Most cancers overproduce cortisol, and it accelerates their growth

This post is right on the heels of the one I just did on cortisol stimulating its own production and driving cardiovascular disease, obesity, diabetes, etc. The study below demonstrates that most tumor types known to medicine overexpress the rate-limiting enzyme for cortisol synthesis known as 11beta-HSD1. This overexpression results in local glucocorticoid (GC) excess, similar in magnitude to the one seen in the study I posted about atheroma and CVD/stroke. And like its causal role in obesity, diabetes, CVD progression the study below shows that cortisol also has a causal role in the progression of all those tumor/cancer types. In other words, tumor cells are stuck in a positive-feedback mechanism of cortisol production and this directly contributes to the growth of the tumor and its metastasis. Conversely, inhibiting 11beta-HSD1 greatly reduced tumor growth. What is particularly sad about this is that, unlike diabetes/CVD, GC therapy is common in virtually all cancer cases and is often considered part of the “standard of care” treatments. So, just as with the common usage of GC therapy in COVID-19 that often led to further immunosuppression and (paradoxically) increased inflammation, we now see that GC usage may be a big deleterious factor in cancer treatments as well. Emodin, aspirin, pregnenolone, progesterone, DHEA, testosterone, DHT, etc are probably viable options to tackle the peripheral GC excess. Coincidentally, there are multiple studies with those substances demonstrating remission or even complete regression of various cancers, in further corroboration of the pro-cancer effects of glucocorticoids.

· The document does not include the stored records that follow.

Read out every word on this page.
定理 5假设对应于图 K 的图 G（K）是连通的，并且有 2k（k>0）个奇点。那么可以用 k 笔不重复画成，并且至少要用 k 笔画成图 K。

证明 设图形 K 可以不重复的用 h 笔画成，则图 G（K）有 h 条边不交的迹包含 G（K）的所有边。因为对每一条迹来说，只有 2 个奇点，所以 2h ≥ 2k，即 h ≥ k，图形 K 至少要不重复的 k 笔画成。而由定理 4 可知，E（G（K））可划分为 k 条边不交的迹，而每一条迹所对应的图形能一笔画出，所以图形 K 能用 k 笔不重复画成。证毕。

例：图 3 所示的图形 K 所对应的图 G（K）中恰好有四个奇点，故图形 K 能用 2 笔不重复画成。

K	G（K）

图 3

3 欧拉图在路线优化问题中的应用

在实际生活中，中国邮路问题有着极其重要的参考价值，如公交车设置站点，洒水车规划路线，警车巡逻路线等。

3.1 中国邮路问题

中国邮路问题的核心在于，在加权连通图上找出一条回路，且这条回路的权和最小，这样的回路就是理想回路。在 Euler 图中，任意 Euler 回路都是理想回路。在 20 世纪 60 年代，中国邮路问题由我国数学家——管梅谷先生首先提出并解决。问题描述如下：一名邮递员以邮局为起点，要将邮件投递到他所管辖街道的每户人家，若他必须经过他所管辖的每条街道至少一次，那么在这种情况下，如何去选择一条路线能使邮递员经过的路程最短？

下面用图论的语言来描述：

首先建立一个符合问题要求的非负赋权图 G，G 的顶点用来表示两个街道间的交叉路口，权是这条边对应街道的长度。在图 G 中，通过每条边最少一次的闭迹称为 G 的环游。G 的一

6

https://doi.org/10.1073/pnas.1707965114

https://www.jci.org/articles/view/164599

“…Glucocorticoids are steroid hormones with potent immunosuppressive properties. Their primary source is the adrenals, where they are generated via de novo synthesis from cholesterol. In addition, many tissues have a recycling pathway in which glucocorticoids are regenerated from inactive metabolites by the enzyme 11β-hydroxysteroid dehydrogenase type 1 (11β-HSD1, encoded by Hsd11b1). Here, we find that multiple tumor types express Hsd11b1 and produce active glucocorticoids. Genetic ablation of Hsd11b1 in such cells had no effect on in vitro growth, but reduced in vivo tumor progression, which corresponded with increased frequencies of CD8+ tumor-infiltrating lymphocytes (TILs) expressing activation markers and producing effector cytokines. Tumor-derived glucocorticoids were found to promote signatures of Treg activation and suppress signatures of conventional T cell activation in tumor-infiltrating Tregs. Indeed, CD8+ T cell activation was restored and tumor growth reduced in mice with Treg-specific glucocorticoid receptor deficiency. Importantly, pharmacologic inhibition of 11β-HSD1 reduced tumor growth to the same degree as gene knockout and rendered immunotherapy-resistant tumors susceptible to PD-1 blockade. Given that HSD11B1 expression is upregulated in many human tumors and that inhibition of 11β-HSD1 is well tolerated in clinical studies, these data suggest that targeting 11β-HSD1 may be a beneficial adjunct in cancer therapy.”